Bio-inspired pH-responsive polymers for intracellular delivery of macromolecules and cell engineering applications

Abstract

Biological macromolecules including peptides, proteins and antibodies can act as therapeutic agents. When delivered intracellularly to their desired target site within the cell, they can modify cell behaviour. However, a long-standing challenge is the efficient delivery of such materials to their intracellular target sites. Although effective in some applications, existing technologies to improve delivery, namely viral vectors, have key limitations in their toxicity and safety. There is thus a need for more effective intracellular delivery tools. This thesis explores the use of bio-inspired pH-responsive polymers as intracellular delivery platforms for the enhanced uptake of macromolecules. PP50, an anionic polymer comprised of a poly-L-lysine isophthalamide backbone grafted with the hydrophobic amino acid L- phenylalanine at a stoichiometric percentage of 50 mol%, was capable of delivering FITC- dextran, peptides and antibodies into the cell interior when the pH environment was lowered to pH 6.5. Additionally, the ability of PP50 to facilitate the uptake of the ribosome-inactivating protein saporin to induce apoptosis and cell death in 2D monolayer and multicellular spheroids highlights the potential use of PP50 for a wide range of therapeutic applications. PLP-NDA18, another anionic polymer comprised of a poly-L-lysine isophthalamide backbone grafted with decylamine at 18 mol%, also showed enhanced uptake and cytotoxicity of saporin when co-incubated with cells. For cell engineering applications, two cationic polymers, CP1 and CP2, were investigated for their ability to improve the direct cytoplasmic delivery of the target antigen ovalbumin peptide and induce antigen presentation by DCs.
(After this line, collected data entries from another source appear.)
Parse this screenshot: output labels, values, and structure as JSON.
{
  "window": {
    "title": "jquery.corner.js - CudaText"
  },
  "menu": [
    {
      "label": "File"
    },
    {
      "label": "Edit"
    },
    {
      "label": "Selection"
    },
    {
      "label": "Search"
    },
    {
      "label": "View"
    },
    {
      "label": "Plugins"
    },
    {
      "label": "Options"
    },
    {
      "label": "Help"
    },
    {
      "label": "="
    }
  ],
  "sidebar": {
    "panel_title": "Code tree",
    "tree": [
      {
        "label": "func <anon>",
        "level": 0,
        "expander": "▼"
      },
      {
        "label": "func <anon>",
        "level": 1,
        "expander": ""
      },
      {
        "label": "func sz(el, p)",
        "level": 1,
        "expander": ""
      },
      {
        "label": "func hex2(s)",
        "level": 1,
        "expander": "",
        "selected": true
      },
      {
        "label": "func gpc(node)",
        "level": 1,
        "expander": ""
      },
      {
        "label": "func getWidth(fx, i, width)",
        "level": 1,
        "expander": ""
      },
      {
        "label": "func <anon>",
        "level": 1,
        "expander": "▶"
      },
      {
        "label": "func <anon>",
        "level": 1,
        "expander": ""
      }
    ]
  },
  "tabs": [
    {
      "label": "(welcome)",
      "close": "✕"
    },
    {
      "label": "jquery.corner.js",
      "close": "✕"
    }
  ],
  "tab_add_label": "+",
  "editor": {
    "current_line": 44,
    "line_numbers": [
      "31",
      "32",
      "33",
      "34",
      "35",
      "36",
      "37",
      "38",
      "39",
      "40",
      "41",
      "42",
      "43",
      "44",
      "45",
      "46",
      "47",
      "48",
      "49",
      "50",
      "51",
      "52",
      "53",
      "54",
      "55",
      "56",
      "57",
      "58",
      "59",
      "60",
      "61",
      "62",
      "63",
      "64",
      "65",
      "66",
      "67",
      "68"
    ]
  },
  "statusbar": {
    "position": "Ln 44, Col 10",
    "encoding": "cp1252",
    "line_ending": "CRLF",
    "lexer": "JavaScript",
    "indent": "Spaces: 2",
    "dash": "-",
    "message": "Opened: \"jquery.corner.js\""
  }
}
Whilst CP1 displayed superior membrane lytic capabilities at pH 6.5, CP2 showed to be the most promising polymer for the upregulation of MHC I and cytoplasmic delivery of the antigen peptide. In the future, a more comprehensive investigation into the underlying mechanisms of cationic mediated antigen delivery will help to understand the full capabilities of these cationic polymers as intracellular delivery platforms. Altogether, this work demonstrates that pH-responsive polymers are promising candidates as intracellular delivery platforms for a wide range of applications. Further studies and research are required for each polymer to reach its full potential as a widely adopted intracellular delivery agent.